Avec seulement 6 % de la population active au chômage au troisième trimestre 2008, les Pays de la Loire faisaient partie du trio de tête des régions françaises, aux côtés du Limousin et de la Bretagne. Derrière ce taux de chômage régional se cachent des écarts de niveaux de chômage locaux importants : de 3,7 % dans la zone d’emploi de Vendée-Est à 7,1 % dans celle de Vendée-Ouest. En outre, examiné seul, le taux de chômage ne dit rien de la durée moyenne du chômage, de la fréquence des pertes d’emploi, ni de la difficulté plus ou moins grande du retour à l’emploi des chômeurs.
L’Insee et la direction régionale du Travail, de l’Emploi et de la Formation professionnelle (DRTEFP) ont décidé en 2007 d’engager une étude en partenariat, visant à éclairer le fonctionnement des marchés locaux du travail. Il s’agissait d’analyser les disparités infrarégionales des sorties du chômage vers l’emploi, qui ne recoupent pas forcément celles des taux de chômage. L’analyse de ces disparités devait aider à identifier les principales causes locales du chômage sur un territoire donné.
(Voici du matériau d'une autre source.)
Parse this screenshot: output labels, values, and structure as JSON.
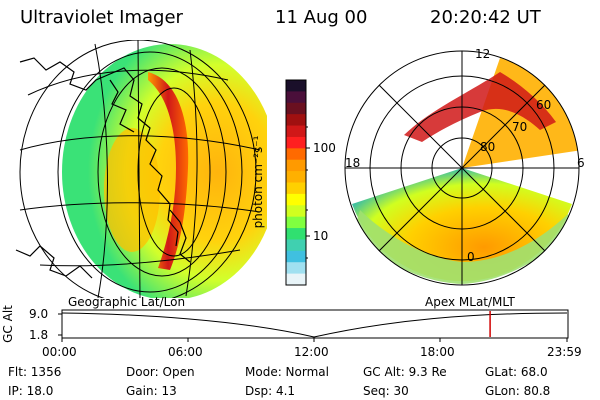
{
  "header": {
    "instrument": "Ultraviolet Imager",
    "date": "11 Aug 00",
    "time": "20:20:42 UT"
  },
  "colorbar": {
    "unit_label": "photon cm⁻²s⁻¹",
    "tick_labels": [
      "100",
      "10"
    ],
    "colors": [
      "#1a0f2a",
      "#4a0f3a",
      "#6a1020",
      "#a01010",
      "#d01818",
      "#ff2020",
      "#ff6a00",
      "#ff9a00",
      "#ffb000",
      "#ffd000",
      "#ffff00",
      "#d0ff20",
      "#80ff40",
      "#30e070",
      "#40d0b0",
      "#40c0e0",
      "#a0e0f0",
      "#e8f4f8"
    ]
  },
  "panels": {
    "left_label": "Geographic Lat/Lon",
    "right_label": "Apex MLat/MLT"
  },
  "polar": {
    "mlt_labels": [
      "12",
      "18",
      "6",
      "0"
    ],
    "lat_labels": [
      "60",
      "70",
      "80"
    ]
  },
  "timeline": {
    "ylabel": "GC Alt",
    "y_ticks": [
      "9.0",
      "1.8"
    ],
    "x_ticks": [
      "00:00",
      "06:00",
      "12:00",
      "18:00",
      "23:59"
    ],
    "marker_time": "20:20:42",
    "marker_color": "#d00000"
  },
  "info": {
    "row1": [
      "Flt:  1356",
      "Door:  Open",
      "Mode:  Normal",
      "GC Alt:  9.3 Re",
      "GLat:  68.0"
    ],
    "row2": [
      "IP:  18.0",
      "Gain:  13",
      "Dsp:      4.1",
      "Seq:  30",
      "GLon:  80.8"
    ]
  }
}
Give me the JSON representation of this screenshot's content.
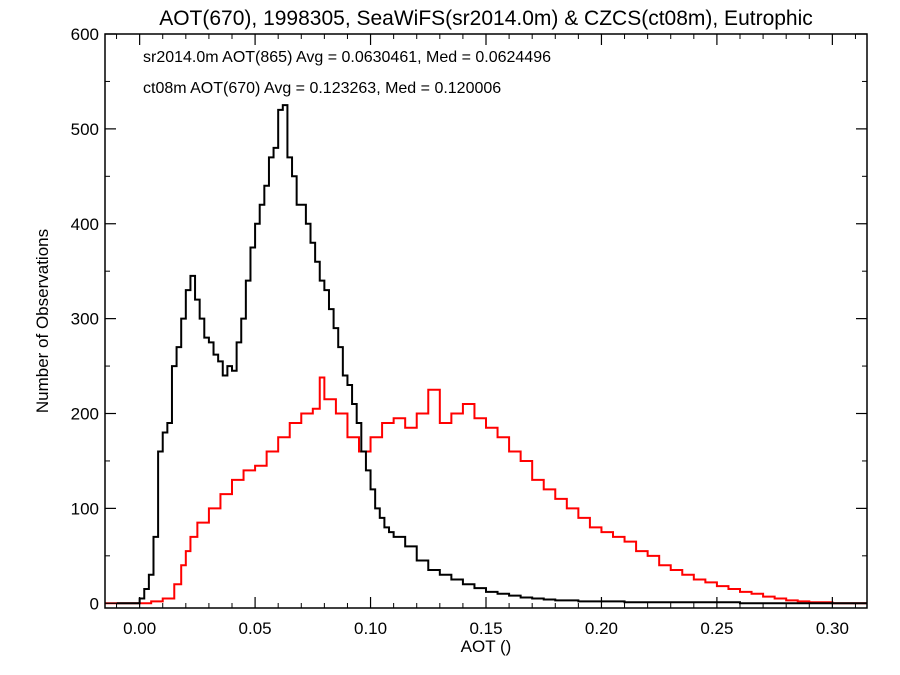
{
  "chart_data": {
    "type": "line",
    "title": "AOT(670), 1998305, SeaWiFS(sr2014.0m) & CZCS(ct08m), Eutrophic",
    "xlabel": "AOT ()",
    "ylabel": "Number of Observations",
    "xlim": [
      -0.015,
      0.315
    ],
    "ylim": [
      -5,
      600
    ],
    "x_ticks": [
      0.0,
      0.05,
      0.1,
      0.15,
      0.2,
      0.25,
      0.3
    ],
    "x_tick_labels": [
      "0.00",
      "0.05",
      "0.10",
      "0.15",
      "0.20",
      "0.25",
      "0.30"
    ],
    "y_ticks": [
      0,
      100,
      200,
      300,
      400,
      500,
      600
    ],
    "y_tick_labels": [
      "0",
      "100",
      "200",
      "300",
      "400",
      "500",
      "600"
    ],
    "step": "histogram",
    "annotations": [
      {
        "text": "sr2014.0m AOT(865) Avg = 0.0630461, Med = 0.0624496",
        "color": "#000000"
      },
      {
        "text": "ct08m AOT(670) Avg = 0.123263, Med = 0.120006",
        "color": "#ff0000"
      }
    ],
    "series": [
      {
        "color": "#000000",
        "x": [
          -0.01,
          0.0,
          0.002,
          0.004,
          0.006,
          0.008,
          0.01,
          0.012,
          0.014,
          0.016,
          0.018,
          0.02,
          0.022,
          0.024,
          0.026,
          0.028,
          0.03,
          0.032,
          0.034,
          0.036,
          0.038,
          0.04,
          0.042,
          0.044,
          0.046,
          0.048,
          0.05,
          0.052,
          0.054,
          0.056,
          0.058,
          0.06,
          0.062,
          0.064,
          0.066,
          0.068,
          0.07,
          0.072,
          0.074,
          0.076,
          0.078,
          0.08,
          0.082,
          0.084,
          0.086,
          0.088,
          0.09,
          0.092,
          0.094,
          0.096,
          0.098,
          0.1,
          0.102,
          0.104,
          0.106,
          0.108,
          0.11,
          0.115,
          0.12,
          0.125,
          0.13,
          0.135,
          0.14,
          0.145,
          0.15,
          0.155,
          0.16,
          0.165,
          0.17,
          0.175,
          0.18,
          0.19,
          0.2,
          0.21,
          0.22,
          0.24,
          0.26,
          0.28,
          0.3,
          0.315
        ],
        "y": [
          0,
          5,
          15,
          30,
          70,
          160,
          180,
          190,
          250,
          270,
          300,
          330,
          345,
          320,
          300,
          280,
          275,
          262,
          255,
          240,
          250,
          245,
          275,
          300,
          340,
          375,
          400,
          420,
          440,
          470,
          480,
          520,
          525,
          470,
          450,
          420,
          420,
          400,
          380,
          360,
          340,
          330,
          310,
          290,
          270,
          240,
          230,
          210,
          190,
          160,
          140,
          120,
          100,
          90,
          80,
          75,
          70,
          60,
          45,
          35,
          30,
          25,
          20,
          16,
          12,
          10,
          8,
          6,
          5,
          4,
          3,
          2,
          2,
          1,
          1,
          1,
          0,
          0,
          0,
          0
        ]
      },
      {
        "color": "#ff0000",
        "x": [
          -0.015,
          0.0,
          0.005,
          0.01,
          0.015,
          0.018,
          0.02,
          0.022,
          0.025,
          0.03,
          0.035,
          0.04,
          0.045,
          0.05,
          0.055,
          0.06,
          0.065,
          0.07,
          0.075,
          0.078,
          0.08,
          0.085,
          0.09,
          0.095,
          0.1,
          0.105,
          0.11,
          0.115,
          0.12,
          0.125,
          0.13,
          0.135,
          0.14,
          0.145,
          0.15,
          0.155,
          0.16,
          0.165,
          0.17,
          0.175,
          0.18,
          0.185,
          0.19,
          0.195,
          0.2,
          0.205,
          0.21,
          0.215,
          0.22,
          0.225,
          0.23,
          0.235,
          0.24,
          0.245,
          0.25,
          0.255,
          0.26,
          0.265,
          0.27,
          0.275,
          0.28,
          0.285,
          0.29,
          0.3,
          0.315
        ],
        "y": [
          0,
          0,
          2,
          5,
          20,
          40,
          55,
          70,
          85,
          100,
          115,
          130,
          140,
          145,
          160,
          175,
          190,
          200,
          205,
          238,
          215,
          200,
          175,
          160,
          175,
          190,
          195,
          185,
          200,
          225,
          190,
          200,
          210,
          195,
          185,
          175,
          160,
          150,
          130,
          120,
          110,
          100,
          90,
          80,
          75,
          70,
          65,
          55,
          50,
          40,
          35,
          30,
          25,
          22,
          18,
          15,
          12,
          10,
          7,
          5,
          3,
          2,
          1,
          0,
          0
        ]
      }
    ]
  }
}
Il ressort de cette étude, publiée en décembre 2007, que les déterminants majeurs du retour à l’emploi durable sont d’ordre macroéconomique, les caractéristiques structurelles socioéconomiques des territoires, comme la taille des établissements, primant sur les profils individuels.
À caractéristiques individuelles identiques, la probabilité de retour à l’emploi durable pour deux personnes peut varier ainsi du simple au double selon les zones.